Даже в девичьей слышалось подозрительное хихиканье, которое также не ускользнуло от внимания матушки. Очевидно, и туда успели проникнуть Ивановы шутки и в особенности произвели впечатление на «кузнечих», которым они напомнили золотое время, когда в ушах их немолчно раздавался бесшабашный жаргон прожженных московских мастеровых.
Да и в самом деле, разве можно было не помирать со смеху, когда Ванька-Каин, приплясывая на своих нескладных ногах, пел:
Пироги!
Горячи!
С пылу, с жару,
По грошу за пару!
С лучком, с перцем,
С собачьим сердцем!
Или когда перед собравшейся аудиторией выступали на сцену эпизоды из бесконечной повести о потасовках, которые он претерпел в течение своей многострадальной жизни.
— Пристал ко мне, однажды, купец Завейхвостов, — рассказывал он, — живет, говорит, тут у нас в переулке девица Груша — она в канарейках у князя Унеситымоегоре состоит — ах, хороша штучка! Так вот что, Иван! коли ты мне ее предоставишь, откуплю я тебя, перво-наперво, у господ, а потом собственное заведение тебе устрою… Вот тебе четвертная на расход! Взял я это деньги, думаю: завсегда я хорошим господам служил, — надо и теперь послужить. Отправился. Прошел, значит, мимо ее квартиры раз, прошел другой, третий — хожу да посвистываю. Вижу, сидит у окна девица, в пяльцах шьет; взглянет на меня и усмехнется. Эге! думаю, никак, ты уж привышная! Подошел к окну, да и говорю напрямки: позвольте мне с вами, Аграфена Максимовна, разговор иметь! — «Извольте», — говорит. Вошел я, значит, в горницу. «Так и так говорю, купец Завейхвостов Терентий Прохорыч желает с вами в любви жить». Ну, разумеется, спервоначалу зажеманилась. «Ах, что вы! да как я! да каким же манером я своего князя оставить могу!» А между прочим: «Приходите, мол, завтра об эту же пору, я вам ответ верный дам». Хорошо; завтра так завтра. Прихожу на другой день, а у нее уж и самовар на етоле кипит. «Чайку не угодно ли?» Сели, пьем чай, разговариваем. «Какое положение от Терентия Прохорыча будет? каков он нравом?» Словом сказать, обо всем обстоятельно девица расспрашивает. Только вдруг, слышу я, словно по переулку кто едет. Ближе да ближе… и вдруг она как вскочит! «А ведь это, говорит, мой князь! спрячьтесь в спальную, я его мигом спроважу». Пихнула она меня в спальную, а следом за тем и «сам» нагрянул. Слышу, спрашивает: «Пришел?» — Пришел! Так у меня сердце и захолонуло: попался, значит. Выволок он меня в ту пору вот за эти самые волосы в горницу, поставил к печке и начал лущить. Лущит-лущит по щекам, отдохнет и начнет по зубам лущить, потом еще отдохнет и опять по щекам. Да в нос! да в глаза кулаком, кровь так ручьем и льет… «Я, говорит, твою морду поганую насквозь до самого затылка проломлю!» И вдруг в самые вздохи как звизданет кулаком — ну, думаю, убьет он меня! И убил бы, да уж прохожие начали около дома собираться…
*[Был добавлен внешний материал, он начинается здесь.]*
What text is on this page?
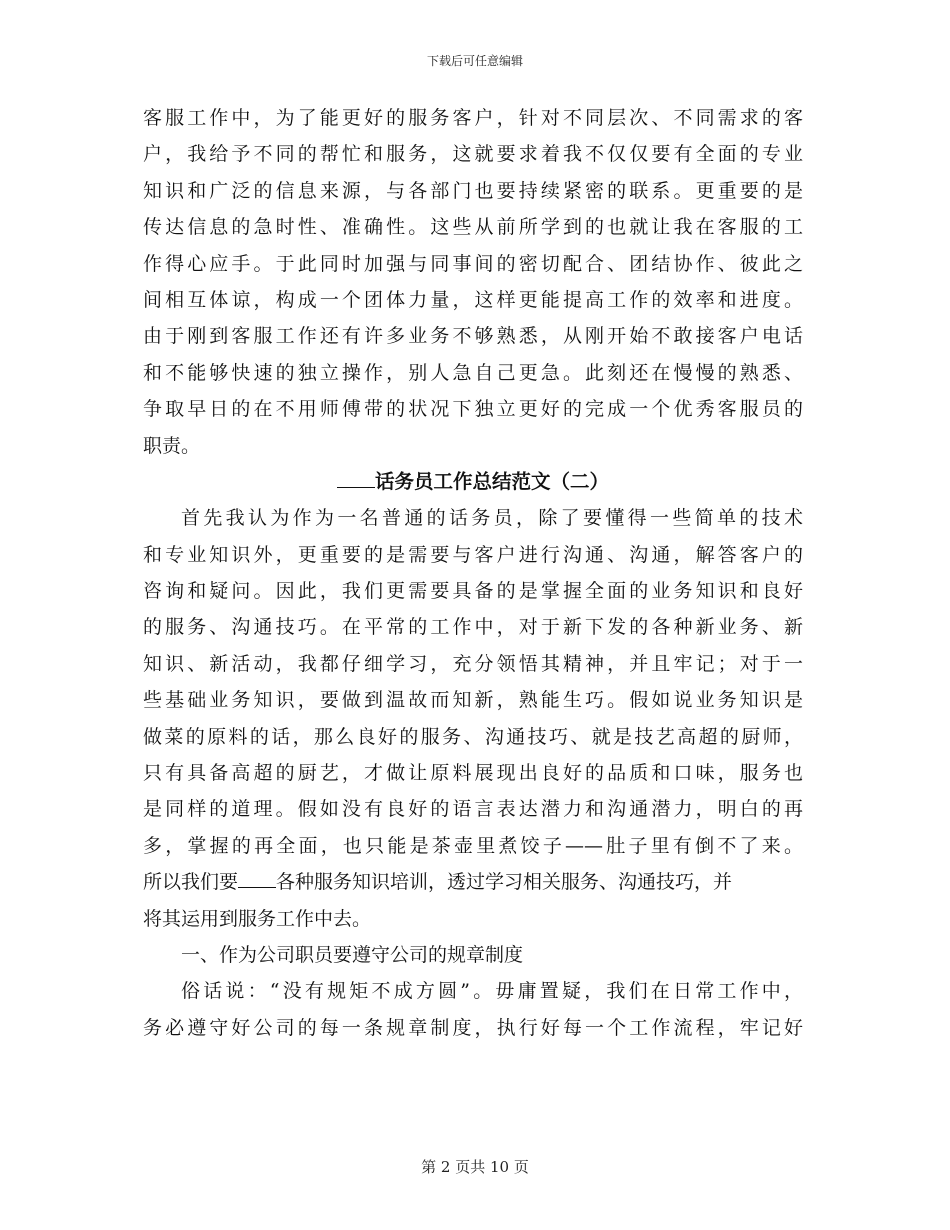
下载后可任意编辑
客服工作中，为了能更好的服务客户，针对不同层次、不同需求的客
户，我给予不同的帮忙和服务，这就要求着我不仅仅要有全面的专业
知识和广泛的信息来源，与各部门也要持续紧密的联系。更重要的是
传达信息的急时性、准确性。这些从前所学到的也就让我在客服的工
作得心应手。于此同时加强与同事间的密切配合、团结协作、彼此之
间相互体谅，构成一个团体力量，这样更能提高工作的效率和进度。
由于刚到客服工作还有许多业务不够熟悉，从刚开始不敢接客户电话
和不能够快速的独立操作，别人急自己更急。此刻还在慢慢的熟悉、
争取早日的在不用师傅带的状况下独立更好的完成一个优秀客服员的
职责。
话务员工作总结范文（二）
首先我认为作为一名普通的话务员，除了要懂得一些简单的技术
和专业知识外，更重要的是需要与客户进行沟通、沟通，解答客户的
咨询和疑问。因此，我们更需要具备的是掌握全面的业务知识和良好
的服务、沟通技巧。在平常的工作中，对于新下发的各种新业务、新
知识、新活动，我都仔细学习，充分领悟其精神，并且牢记；对于一
些基础业务知识，要做到温故而知新，熟能生巧。假如说业务知识是
做菜的原料的话，那么良好的服务、沟通技巧、就是技艺高超的厨师，
只有具备高超的厨艺，才做让原料展现出良好的品质和口味，服务也
是同样的道理。假如没有良好的语言表达潜力和沟通潜力，明白的再
多，掌握的再全面，也只能是茶壶里煮饺子——肚子里有倒不了来。
所以我们要 各种服务知识培训，透过学习相关服务、沟通技巧，并
将其运用到服务工作中去。
一、作为公司职员要遵守公司的规章制度
俗话说：“没有规矩不成方圆”。毋庸置疑，我们在日常工作中，
务必遵守好公司的每一条规章制度，执行好每一个工作流程，牢记好
第 2 页共 10 页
Во время рассказа Ванька-Каин постепенно входил в такой азарт, что даже белесоватые глаза его загорались. Со всех сторон слышались восклицания:
— То-то рыло у тебя сплюснуто!
— То-то трех зубов у него спереди нет! это князь его пожаловал.
— Что ж ты с четвертной-то сделал? оброк, что ли, заплатил?
— Нет, братцы, в ту пору последние моды пришли, я и купил себе манжеты на заячьем меху с отворотами!
— Ха-ха-ха!
Но по мере того, как росла популярность Ивана, и время, в свою очередь, нарастало. Сентябрь уже подходил к половине; главная масса полевых работ отошла; девушки по вечерам собирались в девичьей и сумерничали; вообще весь дом исподволь переходил на зимнее положение. Ванька-Каин догадывался, что для него готовится что-то недоброе, и догадка эта, по-видимому, начинала оказывать на него некоторое действие. Не то чтоб он унялся, но нередко замечали, что он ходит как сонный и только вследствие стороннего подстрекательства начинает шутки шутить.
— Всего меня, братцы, нынче ночью изломало, — жаловался он, — голова как котел, бока болят, ноги ноют…
— Это тебя князь в ту пору в очистку отделал!
— Много у меня князей было. Одну съезжую ежели сосчитать, так иной звезд на небе столько не видал, сколько спина моя лозанов приняла!
На его счастье, у матушки случились дела в Москве. С отъездом барыни опасения Ваньки-Каина настолько угомонились, что к нему возвратилась прежняя проказливость. Каждый вечер приходил он в девичью, ужинал вместе с девушками и шутки шутил.
— Важно! Москвой запахло! — говорил он, когда на стол ставили пустые щи.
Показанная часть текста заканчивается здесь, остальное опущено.